6—May 16, in the Net, Hour 22:34:34, Planet Time
…They say nothing will happen if the Human Family remains divided. This is true. The cycles of rise and fall will continue unabated and we who have lost our Evolution Point will remain at the mercy of a universe that does not and cannot care for the children it has spaw
ned.
—Dr. Sealuchie Ross, from her investiture speech, given 6/34/376 (May 16 dates)
Walls towered solid and insurmountable on all sides, leaving only one tiny chink for Dorias to squeeze anything through. He extended his arm, slowly and painstakingly. There was barely enough room inside to grope for useful pathways without disturbing the existing network. Still more walls hemmed him in. Dorias strained, stretching out his fingers as far as they would go, carefully feeling his way along the quivering veins that carried packets of information. All of the veins threaded their way straight into the walls. They left no space wide enough for Dorias to even attempt to fit through. Dorias withdrew his arm and sent a probe back to the storage space to see if there were any explorer modules ready and waiting. Dorias seldom moved his entire self. It was an uncomfortable, unwieldy process. He had to squirm his way into fibrous paths and drizzle his consciousness into processors that were so loaded with their own data that each thought would become a leaden weight dropped without any accuracy. As he let his thoughts go, they would vanish completely, and he could only hope for their return.

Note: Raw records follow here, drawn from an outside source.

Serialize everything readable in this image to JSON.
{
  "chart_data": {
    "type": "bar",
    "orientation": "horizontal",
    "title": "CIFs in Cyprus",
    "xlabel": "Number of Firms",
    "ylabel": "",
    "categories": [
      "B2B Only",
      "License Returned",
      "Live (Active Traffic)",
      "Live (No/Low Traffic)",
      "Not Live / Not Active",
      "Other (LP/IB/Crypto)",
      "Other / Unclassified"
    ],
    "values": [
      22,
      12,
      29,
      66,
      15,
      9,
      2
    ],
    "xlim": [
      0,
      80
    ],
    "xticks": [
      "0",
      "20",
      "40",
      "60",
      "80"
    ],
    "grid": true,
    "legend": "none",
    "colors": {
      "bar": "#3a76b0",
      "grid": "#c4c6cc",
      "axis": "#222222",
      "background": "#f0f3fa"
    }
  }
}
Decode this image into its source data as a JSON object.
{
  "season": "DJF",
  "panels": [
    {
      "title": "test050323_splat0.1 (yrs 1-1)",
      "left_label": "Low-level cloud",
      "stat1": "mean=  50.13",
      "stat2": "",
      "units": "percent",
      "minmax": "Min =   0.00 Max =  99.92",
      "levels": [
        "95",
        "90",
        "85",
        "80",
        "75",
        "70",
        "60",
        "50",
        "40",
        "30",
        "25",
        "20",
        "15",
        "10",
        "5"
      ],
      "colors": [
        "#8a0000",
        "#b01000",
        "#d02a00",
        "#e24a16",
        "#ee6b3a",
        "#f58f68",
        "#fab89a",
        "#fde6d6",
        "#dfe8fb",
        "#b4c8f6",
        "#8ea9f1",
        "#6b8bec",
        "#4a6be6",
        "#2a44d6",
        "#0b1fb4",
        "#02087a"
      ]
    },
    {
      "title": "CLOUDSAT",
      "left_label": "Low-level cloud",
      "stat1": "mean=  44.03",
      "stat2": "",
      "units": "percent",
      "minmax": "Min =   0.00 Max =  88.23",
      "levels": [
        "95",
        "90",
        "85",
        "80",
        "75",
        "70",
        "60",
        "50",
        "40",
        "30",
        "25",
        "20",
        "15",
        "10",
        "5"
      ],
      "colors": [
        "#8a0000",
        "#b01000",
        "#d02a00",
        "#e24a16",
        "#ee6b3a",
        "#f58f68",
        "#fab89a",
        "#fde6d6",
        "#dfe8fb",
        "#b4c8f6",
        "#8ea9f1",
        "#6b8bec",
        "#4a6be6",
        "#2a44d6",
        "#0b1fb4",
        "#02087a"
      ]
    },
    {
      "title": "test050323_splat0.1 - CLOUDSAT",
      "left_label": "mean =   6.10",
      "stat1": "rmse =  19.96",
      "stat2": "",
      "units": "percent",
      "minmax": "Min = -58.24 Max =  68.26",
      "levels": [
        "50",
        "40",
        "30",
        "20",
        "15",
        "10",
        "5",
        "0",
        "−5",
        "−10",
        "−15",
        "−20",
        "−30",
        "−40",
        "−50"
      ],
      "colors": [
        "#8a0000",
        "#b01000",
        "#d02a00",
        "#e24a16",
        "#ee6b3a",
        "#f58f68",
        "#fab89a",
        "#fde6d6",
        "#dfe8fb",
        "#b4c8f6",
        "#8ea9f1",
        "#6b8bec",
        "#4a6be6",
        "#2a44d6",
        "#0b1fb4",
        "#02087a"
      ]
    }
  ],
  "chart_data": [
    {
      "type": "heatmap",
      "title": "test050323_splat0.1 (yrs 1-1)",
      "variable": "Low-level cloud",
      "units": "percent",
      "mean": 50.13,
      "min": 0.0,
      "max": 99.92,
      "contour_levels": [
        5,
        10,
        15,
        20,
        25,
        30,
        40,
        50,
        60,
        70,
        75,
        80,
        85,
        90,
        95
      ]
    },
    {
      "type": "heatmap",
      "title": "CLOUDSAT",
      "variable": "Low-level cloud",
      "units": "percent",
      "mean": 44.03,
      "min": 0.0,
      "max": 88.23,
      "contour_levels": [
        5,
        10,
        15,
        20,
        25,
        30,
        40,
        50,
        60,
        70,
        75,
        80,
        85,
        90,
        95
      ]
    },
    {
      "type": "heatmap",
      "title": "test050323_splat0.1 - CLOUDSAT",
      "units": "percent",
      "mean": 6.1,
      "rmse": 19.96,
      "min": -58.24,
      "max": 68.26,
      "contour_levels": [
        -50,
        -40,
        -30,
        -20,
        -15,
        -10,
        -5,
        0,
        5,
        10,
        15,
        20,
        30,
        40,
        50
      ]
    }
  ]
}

Instead of enduring that, Dorias had designed a retinue of mobile parts that could travel the networks for him. Smaller and quicker than he was, they could bring back information, or perform tasks that required the manipulation of machines and datastreams light-years away from the direct line of thought from his den.
The probe came back. Luck. A module had returned today and its information had been emptied into storage, waiting for assimilation. Dorias sent the probe to fetch the explorer. When it arrived he lifted it into the newly discovered space. The explorer was smaller than his hand, but it was still a tight fit. As Dorias watched, the explorer began to methodically catalog and examine each vein where it met a wall, looking for patterns, vulnerability, usefulness. The explorer automatically posted a sentry for itself. If anyone watched it too closely for too long, it would withdraw to storage with its report.